Why gcd$(40,3)=1$, tells us that the map $x \mapsto x^3$ is an automorphism for the multiplicative group $\mathbb{Z}/100\mathbb{Z}$.

Question

I was reading this page Probability that cubic of integer ends with 11 and one of the answers states:

"If $^3 ≡ 1$ mod$ 100$, then $^2 ≡ 1$ and so is a unit mod $100$. The group of units mod $100$ has order $\phi(100)=40$. Therefore, since gcd$(40,3)=1$, the map $ \mapsto ^3$ is a bijection. Thus, there is exactly one such that $^3≡11$ mod $100$."
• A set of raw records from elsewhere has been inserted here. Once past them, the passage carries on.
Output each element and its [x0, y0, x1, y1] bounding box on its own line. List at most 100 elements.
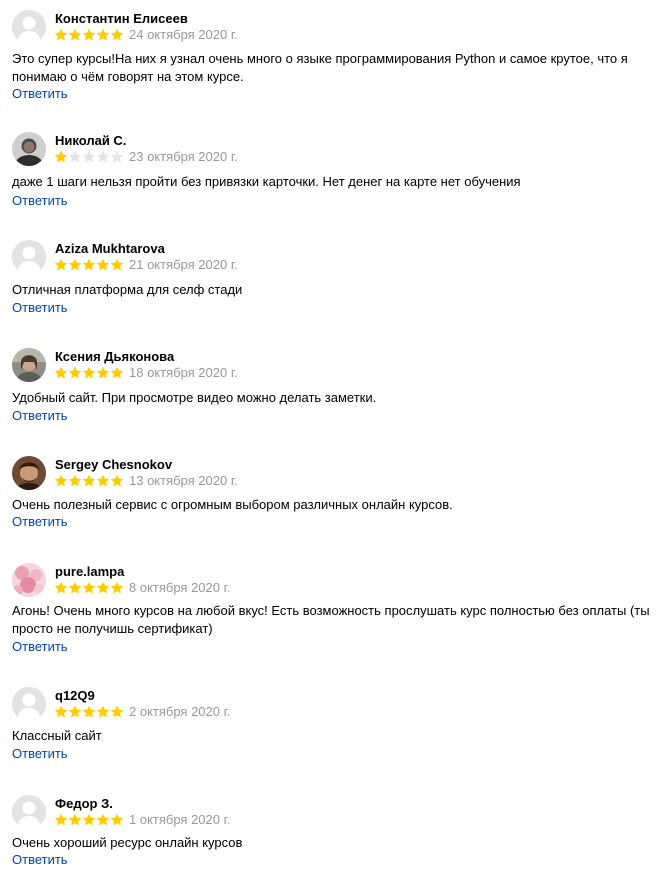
review-date: 21 октября 2020 г.: [129, 257, 238, 272]
review-meta: 24 октября 2020 г.: [54, 28, 238, 42]
star-filled-icon: [54, 150, 68, 164]
star-filled-icon: [82, 258, 96, 272]
review-meta: 2 октября 2020 г.: [54, 705, 230, 719]
star-empty-icon: [82, 150, 96, 164]
reviews-list: Константин Елисеев 24 октября 2020 г. Эт…: [0, 0, 669, 886]
review-author[interactable]: q12Q9: [55, 688, 95, 704]
star-empty-icon: [110, 150, 124, 164]
review-author[interactable]: Ксения Дьяконова: [55, 349, 174, 365]
default-avatar-icon[interactable]: [12, 795, 46, 829]
review-item: Sergey Chesnokov 13 октября 2020 г. Очен…: [12, 456, 657, 536]
review-text: Это супер курсы!На них я узнал очень мно…: [12, 51, 628, 84]
star-filled-icon: [96, 366, 110, 380]
reply-link[interactable]: Ответить: [12, 639, 68, 655]
star-filled-icon: [110, 474, 124, 488]
review-text: Очень полезный сервис с огромным выбором…: [12, 497, 453, 512]
star-filled-icon: [54, 705, 68, 719]
review-meta: 18 октября 2020 г.: [54, 366, 238, 380]
star-filled-icon: [68, 581, 82, 595]
rating-stars: [54, 258, 124, 272]
review-date: 23 октября 2020 г.: [129, 149, 238, 164]
review-item: Aziza Mukhtarova 21 октября 2020 г. Отли…: [12, 240, 657, 320]
review-text: Агонь! Очень много курсов на любой вкус!…: [12, 603, 650, 636]
rating-stars: [54, 28, 124, 42]
rating-stars: [54, 366, 124, 380]
default-avatar-icon[interactable]: [12, 10, 46, 44]
star-filled-icon: [96, 705, 110, 719]
review-date: 13 октября 2020 г.: [129, 473, 238, 488]
star-filled-icon: [82, 28, 96, 42]
star-filled-icon: [82, 474, 96, 488]
star-filled-icon: [82, 581, 96, 595]
star-filled-icon: [54, 258, 68, 272]
star-filled-icon: [54, 28, 68, 42]
review-date: 8 октября 2020 г.: [129, 580, 231, 595]
review-item: Федор З. 1 октября 2020 г. Очень хороший…: [12, 795, 657, 875]
review-text: Удобный сайт. При просмотре видео можно …: [12, 390, 377, 405]
review-item: Константин Елисеев 24 октября 2020 г. Эт…: [12, 10, 657, 105]
review-item: Ксения Дьяконова 18 октября 2020 г. Удоб…: [12, 348, 657, 428]
star-filled-icon: [82, 813, 96, 827]
review-item: pure.lampa 8 октября 2020 г. Агонь! Очен…: [12, 563, 657, 658]
star-filled-icon: [68, 366, 82, 380]
star-filled-icon: [96, 813, 110, 827]
rating-stars: [54, 150, 124, 164]
review-author[interactable]: Николай С.: [55, 133, 126, 149]
reply-link[interactable]: Ответить: [12, 408, 68, 424]
review-meta: 23 октября 2020 г.: [54, 150, 238, 164]
reply-link[interactable]: Ответить: [12, 852, 68, 868]
star-filled-icon: [68, 258, 82, 272]
rating-stars: [54, 474, 124, 488]
star-filled-icon: [54, 474, 68, 488]
review-text: Отличная платформа для селф стади: [12, 282, 243, 297]
star-filled-icon: [110, 705, 124, 719]
reply-link[interactable]: Ответить: [12, 86, 68, 102]
review-author[interactable]: pure.lampa: [55, 564, 124, 580]
review-text: Классный сайт: [12, 728, 102, 743]
review-meta: 21 октября 2020 г.: [54, 258, 238, 272]
star-filled-icon: [68, 474, 82, 488]
star-filled-icon: [96, 474, 110, 488]
star-empty-icon: [96, 150, 110, 164]
star-filled-icon: [110, 366, 124, 380]
reply-link[interactable]: Ответить: [12, 514, 68, 530]
rating-stars: [54, 813, 124, 827]
rating-stars: [54, 581, 124, 595]
review-item: q12Q9 2 октября 2020 г. Классный сайт От…: [12, 687, 657, 767]
review-author[interactable]: Федор З.: [55, 796, 113, 812]
review-meta: 8 октября 2020 г.: [54, 581, 230, 595]
review-author[interactable]: Aziza Mukhtarova: [55, 241, 165, 257]
review-date: 18 октября 2020 г.: [129, 365, 238, 380]
star-filled-icon: [68, 813, 82, 827]
star-filled-icon: [96, 258, 110, 272]
review-date: 2 октября 2020 г.: [129, 704, 231, 719]
star-filled-icon: [96, 28, 110, 42]
star-filled-icon: [110, 258, 124, 272]
user-avatar[interactable]: [12, 348, 46, 382]
star-filled-icon: [68, 705, 82, 719]
review-date: 1 октября 2020 г.: [129, 812, 231, 827]
default-avatar-icon[interactable]: [12, 687, 46, 721]
review-author[interactable]: Sergey Chesnokov: [55, 457, 172, 473]
reply-link[interactable]: Ответить: [12, 300, 68, 316]
review-meta: 13 октября 2020 г.: [54, 474, 238, 488]
review-author[interactable]: Константин Елисеев: [55, 11, 188, 27]
review-meta: 1 октября 2020 г.: [54, 813, 230, 827]
star-filled-icon: [68, 28, 82, 42]
star-filled-icon: [110, 581, 124, 595]
default-avatar-icon[interactable]: [12, 240, 46, 274]
star-filled-icon: [54, 366, 68, 380]
star-filled-icon: [82, 705, 96, 719]
review-item: Николай С. 23 октября 2020 г. даже 1 шаг…: [12, 132, 657, 212]
rating-stars: [54, 705, 124, 719]
review-text: Очень хороший ресурс онлайн курсов: [12, 835, 243, 850]
star-filled-icon: [110, 28, 124, 42]
user-avatar[interactable]: [12, 563, 46, 597]
user-avatar[interactable]: [12, 132, 46, 166]
user-avatar[interactable]: [12, 456, 46, 490]
review-text: даже 1 шаги нельзя пройти без привязки к…: [12, 174, 521, 189]
star-filled-icon: [110, 813, 124, 827]
reply-link[interactable]: Ответить: [12, 193, 68, 209]
star-filled-icon: [54, 581, 68, 595]
reply-link[interactable]: Ответить: [12, 746, 68, 762]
My question is why the gcd$(40,3)=1$ tells us the map is bijective. I see the $3$ comes from our map being $x$ to $x^3$, but don't see why this forces it to be a bijection. (I see we can just bash this out, so the statement is indeed correct).
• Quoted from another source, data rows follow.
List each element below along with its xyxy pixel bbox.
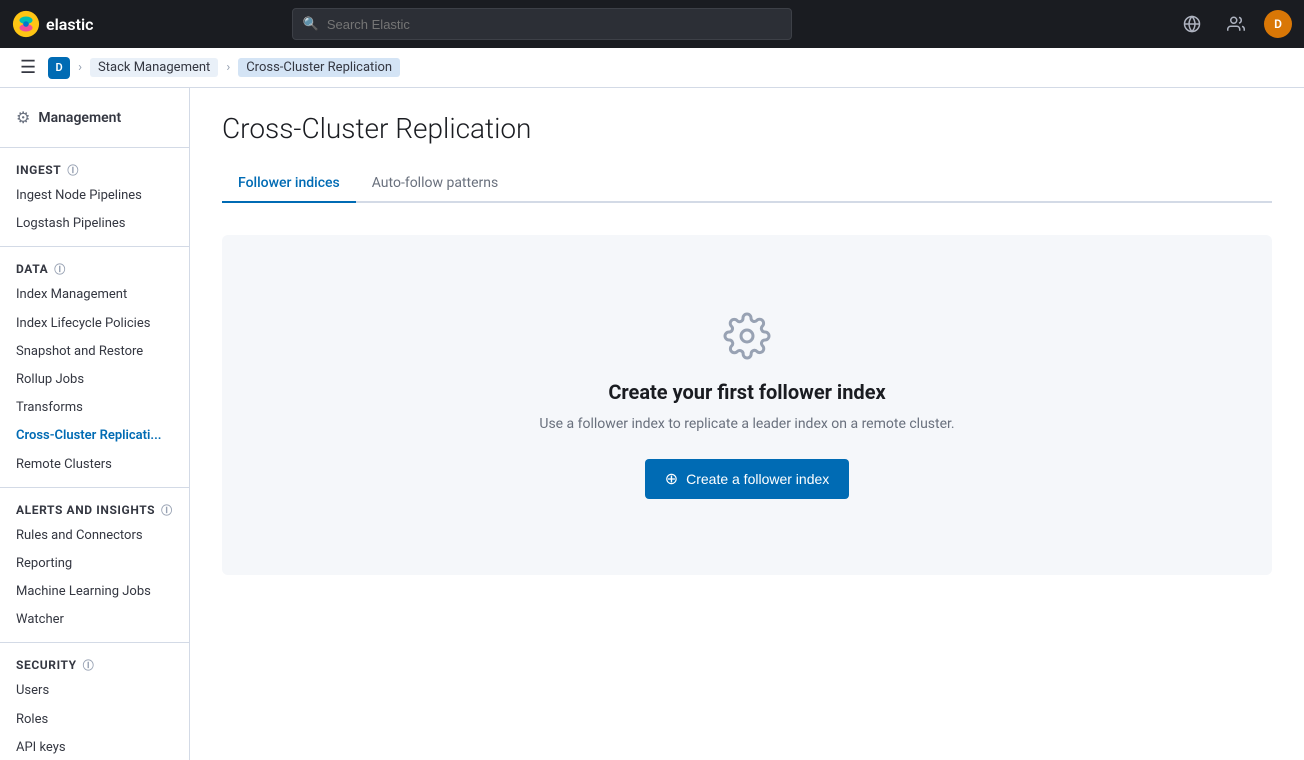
management-gear-icon: ⚙ [16,108,30,127]
breadcrumb-current-page: Cross-Cluster Replication [238,58,400,77]
empty-state: Create your first follower index Use a f… [539,312,954,499]
breadcrumb-stack-management[interactable]: Stack Management [90,58,218,77]
create-follower-index-label: Create a follower index [686,471,829,487]
data-label: Data [16,262,48,276]
tab-auto-follow-patterns[interactable]: Auto-follow patterns [356,165,514,203]
tab-follower-indices-label: Follower indices [238,175,340,191]
sidebar-item-rollup-jobs[interactable]: Rollup Jobs [0,366,189,394]
sidebar: ⚙ Management Ingest ⓘ Ingest Node Pipeli… [0,88,190,760]
sidebar-ingest-header: Ingest ⓘ [0,156,189,182]
d-badge: D [48,57,70,79]
sidebar-item-reporting[interactable]: Reporting [0,550,189,578]
page-title: Cross-Cluster Replication [222,112,1272,145]
sidebar-management-header: ⚙ Management [0,100,189,139]
search-input[interactable] [327,17,781,32]
top-navigation: elastic 🔍 D [0,0,1304,48]
tab-follower-indices[interactable]: Follower indices [222,165,356,203]
tabs-container: Follower indices Auto-follow patterns [222,165,1272,203]
management-label: Management [38,110,121,126]
search-icon: 🔍 [303,17,319,32]
elastic-wordmark: elastic [46,15,93,34]
sidebar-item-index-management[interactable]: Index Management [0,281,189,309]
alerts-label: Alerts and Insights [16,503,155,517]
sidebar-divider-top [0,147,189,148]
sidebar-alerts-header: Alerts and Insights ⓘ [0,496,189,522]
sidebar-item-api-keys[interactable]: API keys [0,734,189,760]
empty-state-description: Use a follower index to replicate a lead… [539,414,954,435]
empty-state-title: Create your first follower index [539,380,954,404]
sidebar-item-ingest-node-pipelines[interactable]: Ingest Node Pipelines [0,182,189,210]
elastic-logo-icon [12,10,40,38]
sidebar-divider-data [0,487,189,488]
people-icon [1227,15,1245,33]
main-content: Cross-Cluster Replication Follower indic… [190,88,1304,760]
sidebar-divider-alerts [0,642,189,643]
user-avatar[interactable]: D [1264,10,1292,38]
sidebar-item-rules-and-connectors[interactable]: Rules and Connectors [0,522,189,550]
elastic-logo[interactable]: elastic [12,10,93,38]
ingest-info-icon[interactable]: ⓘ [67,162,79,178]
globe-icon-button[interactable] [1176,8,1208,40]
sidebar-security-header: Security ⓘ [0,651,189,677]
security-label: Security [16,658,77,672]
sidebar-item-logstash-pipelines[interactable]: Logstash Pipelines [0,210,189,238]
main-layout: ⚙ Management Ingest ⓘ Ingest Node Pipeli… [0,0,1304,760]
sidebar-item-snapshot-and-restore[interactable]: Snapshot and Restore [0,338,189,366]
alerts-info-icon[interactable]: ⓘ [161,502,173,518]
people-icon-button[interactable] [1220,8,1252,40]
sidebar-item-watcher[interactable]: Watcher [0,606,189,634]
sidebar-data-header: Data ⓘ [0,255,189,281]
empty-state-container: Create your first follower index Use a f… [222,235,1272,575]
data-info-icon[interactable]: ⓘ [54,261,66,277]
ingest-label: Ingest [16,163,61,177]
tab-auto-follow-patterns-label: Auto-follow patterns [372,175,498,191]
sidebar-divider-ingest [0,246,189,247]
globe-icon [1183,15,1201,33]
breadcrumb-separator-1: › [78,60,82,75]
security-info-icon[interactable]: ⓘ [83,657,95,673]
breadcrumb-separator-2: › [226,60,230,75]
sidebar-item-machine-learning-jobs[interactable]: Machine Learning Jobs [0,578,189,606]
sidebar-item-transforms[interactable]: Transforms [0,394,189,422]
sidebar-item-index-lifecycle-policies[interactable]: Index Lifecycle Policies [0,310,189,338]
sidebar-item-remote-clusters[interactable]: Remote Clusters [0,451,189,479]
menu-toggle-button[interactable]: ☰ [16,53,40,82]
sidebar-item-cross-cluster-replication[interactable]: Cross-Cluster Replicati... [0,422,189,450]
nav-icons: D [1176,8,1292,40]
search-bar[interactable]: 🔍 [292,8,792,40]
create-follower-index-button[interactable]: ⊕ Create a follower index [645,459,850,499]
breadcrumb-bar: ☰ D › Stack Management › Cross-Cluster R… [0,48,1304,88]
plus-circle-icon: ⊕ [665,469,678,489]
sidebar-item-users[interactable]: Users [0,677,189,705]
sidebar-item-roles[interactable]: Roles [0,706,189,734]
empty-state-gear-icon [539,312,954,364]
BTW: I didn't leave a comment on the initial page because I don't have the ability to do so.

Answer 1

The group of units of $\mathbb{Z}/100\mathbb{Z}$ (its multiplicative group, if you like) has order $\phi(100)=\phi(2^2)\phi(5^2)=2\cdot 5\cdot 4=40$. If $x^3=y^3$ then $x=y$ or $xy^{-1}$ has order $3$. Suppose $x\ne y$ so $xy^{-1}$ has order $3$. The order of an element must divide the order of the group, so $3|40$ but this is a contradiction as $\operatorname{gcd}(3,40)=1$. So, the map $x\mapsto x^3$ is injective. Since we are talking about finite sets, an injective map $(\mathbb{Z}/100\mathbb{Z})^\times$ to itself must be bijective, so it is an automorphism.